GIP is a Commons body, but the House of Lords is represented on it by Mary Morgan, the Director of Public Information. The group is charged with increasing and improving the public understanding of Parliament, so fulfilling one of the strategic objectives adopted by the House of Commons Commission in October 2001 (see the commission's 24th annual report, 2001–02, p.10). It has been particularly concerned about the way in which visitors of all types (whether on business or simply to see the building) are received when they come to Parliament. Related concerns have been expressed by Members of this House in recent debates, including those initiated by the noble Lord, Lord Hodgson of Astley Abbots, on 4 July 2001 (HL Deb., cols. 821–34) and the noble Lord, Lord Norton of Louth on 13 March 2002 (HL Deb., cols. 827–65).
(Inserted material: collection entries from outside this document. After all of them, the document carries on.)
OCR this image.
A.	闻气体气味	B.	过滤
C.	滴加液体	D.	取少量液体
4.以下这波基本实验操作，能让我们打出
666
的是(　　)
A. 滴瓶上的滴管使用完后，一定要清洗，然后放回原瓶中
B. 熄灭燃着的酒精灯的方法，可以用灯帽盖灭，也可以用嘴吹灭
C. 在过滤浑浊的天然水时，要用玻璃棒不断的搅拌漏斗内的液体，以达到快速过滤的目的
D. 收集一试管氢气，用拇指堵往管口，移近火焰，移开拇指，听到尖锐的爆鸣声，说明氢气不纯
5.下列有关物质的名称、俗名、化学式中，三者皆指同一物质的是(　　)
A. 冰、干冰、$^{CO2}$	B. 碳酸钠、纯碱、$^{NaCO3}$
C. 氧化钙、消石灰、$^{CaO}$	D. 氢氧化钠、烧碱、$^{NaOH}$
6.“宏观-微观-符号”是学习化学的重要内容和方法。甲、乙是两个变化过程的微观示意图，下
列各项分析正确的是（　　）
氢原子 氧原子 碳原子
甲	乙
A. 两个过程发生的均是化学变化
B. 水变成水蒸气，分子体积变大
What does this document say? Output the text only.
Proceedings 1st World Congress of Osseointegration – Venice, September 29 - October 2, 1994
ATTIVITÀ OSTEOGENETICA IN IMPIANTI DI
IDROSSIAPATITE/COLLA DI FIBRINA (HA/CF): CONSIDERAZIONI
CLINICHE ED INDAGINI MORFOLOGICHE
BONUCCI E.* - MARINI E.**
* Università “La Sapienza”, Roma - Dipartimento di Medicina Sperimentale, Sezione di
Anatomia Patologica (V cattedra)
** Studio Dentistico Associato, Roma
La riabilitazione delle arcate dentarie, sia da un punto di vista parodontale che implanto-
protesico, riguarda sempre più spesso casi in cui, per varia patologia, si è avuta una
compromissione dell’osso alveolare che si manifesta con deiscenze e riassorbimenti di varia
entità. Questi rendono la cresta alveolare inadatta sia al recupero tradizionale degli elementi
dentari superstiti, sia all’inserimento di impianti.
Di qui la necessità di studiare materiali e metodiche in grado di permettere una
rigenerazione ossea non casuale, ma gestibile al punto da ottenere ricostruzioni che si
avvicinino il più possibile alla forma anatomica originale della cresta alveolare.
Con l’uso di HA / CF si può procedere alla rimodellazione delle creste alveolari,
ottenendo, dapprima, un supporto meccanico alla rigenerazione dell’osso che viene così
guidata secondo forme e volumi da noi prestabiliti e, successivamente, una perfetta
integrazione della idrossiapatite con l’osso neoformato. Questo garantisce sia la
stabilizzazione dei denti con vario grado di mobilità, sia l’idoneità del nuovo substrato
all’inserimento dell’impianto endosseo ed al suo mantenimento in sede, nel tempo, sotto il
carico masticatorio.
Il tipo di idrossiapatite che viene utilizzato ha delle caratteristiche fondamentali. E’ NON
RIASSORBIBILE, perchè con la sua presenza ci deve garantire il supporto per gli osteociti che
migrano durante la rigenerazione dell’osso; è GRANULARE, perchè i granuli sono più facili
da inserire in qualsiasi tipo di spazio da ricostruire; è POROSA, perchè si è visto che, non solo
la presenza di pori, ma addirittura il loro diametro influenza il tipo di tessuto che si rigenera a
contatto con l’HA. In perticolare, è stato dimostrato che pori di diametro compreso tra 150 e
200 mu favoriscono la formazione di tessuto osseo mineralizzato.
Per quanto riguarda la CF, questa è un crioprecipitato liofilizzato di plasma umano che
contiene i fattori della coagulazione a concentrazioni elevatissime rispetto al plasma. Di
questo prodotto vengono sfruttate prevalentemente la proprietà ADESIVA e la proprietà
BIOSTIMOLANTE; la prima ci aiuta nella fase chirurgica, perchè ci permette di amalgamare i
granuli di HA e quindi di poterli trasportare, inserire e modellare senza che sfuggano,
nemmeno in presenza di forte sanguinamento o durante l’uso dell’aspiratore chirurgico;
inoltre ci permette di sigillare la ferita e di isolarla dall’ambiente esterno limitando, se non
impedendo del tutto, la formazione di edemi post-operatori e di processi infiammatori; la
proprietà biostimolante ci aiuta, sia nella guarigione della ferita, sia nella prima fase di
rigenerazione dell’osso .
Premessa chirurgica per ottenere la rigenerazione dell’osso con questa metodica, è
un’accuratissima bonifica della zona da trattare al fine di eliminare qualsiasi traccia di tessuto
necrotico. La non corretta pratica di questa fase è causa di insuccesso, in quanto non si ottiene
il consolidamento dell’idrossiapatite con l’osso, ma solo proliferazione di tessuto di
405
The decision to commission an initial feasibility study was therefore taken by the House of Commons administration. The object of the study was to assess what options were available for improving visitor facilities, not to agree a single way forward. No formal representations were made on behalf of the House of Lords, although the consultants did meet senior officials, including Black Rod, the agent of the Administration and Works Sub-Committee. The House has been kept informed throughout, and the Administration and Works Sub-Committee took note of developments on 2 July.
A general notice was issued to Members of both Houses in the all-party whip on 16 May, inviting them to make their views known to the consultants, who subsequently conducted a number of interviews. No instructions were given by individual Members or groups of Members to those from the House of Lords who spoke to the consultants.136WA
The feasibility study covered a range of options and different levels of visitor facilities, from an improved welcome and access to more fully developed information provision. At this stage no decisions have been taken, and no options either ruled in or ruled out. Proposals to build underground car-parking facilities in Victoria Tower Gardens have been considered by the Administration and Works Sub-Committee in the past (notably in 1991), but have been rejected on the grounds of costs. However, with regard to option five of the present feasibility study, no detailed appraisals have been undertaken, and further examination of the Victoria Tower Gardens option could well include consideration of other facilities, which would have to be costed. No agreement will be given to any scheme until all relevant issues have been thoroughly explored, including that of access to the parliamentary estate.
The House of Commons Commission discussed the report on 18 November and has asked for further studies to be undertaken, while asking several Commons committees their views. The House Committee of this House discussed the report at its first meeting on 10 December and has remitted it to the Information Committee and the Administration and Works Committee for detailed consideration. The House Committee will consider the matter again in the light of recommendations from these committees. I urge the noble Lord, should he wish to make formal representations on this matter, to write either to me, as Chairman of the Administration and Works Committee, or to the noble Lord, Lord Baker of Dorking, as Chairman of the Information Committee.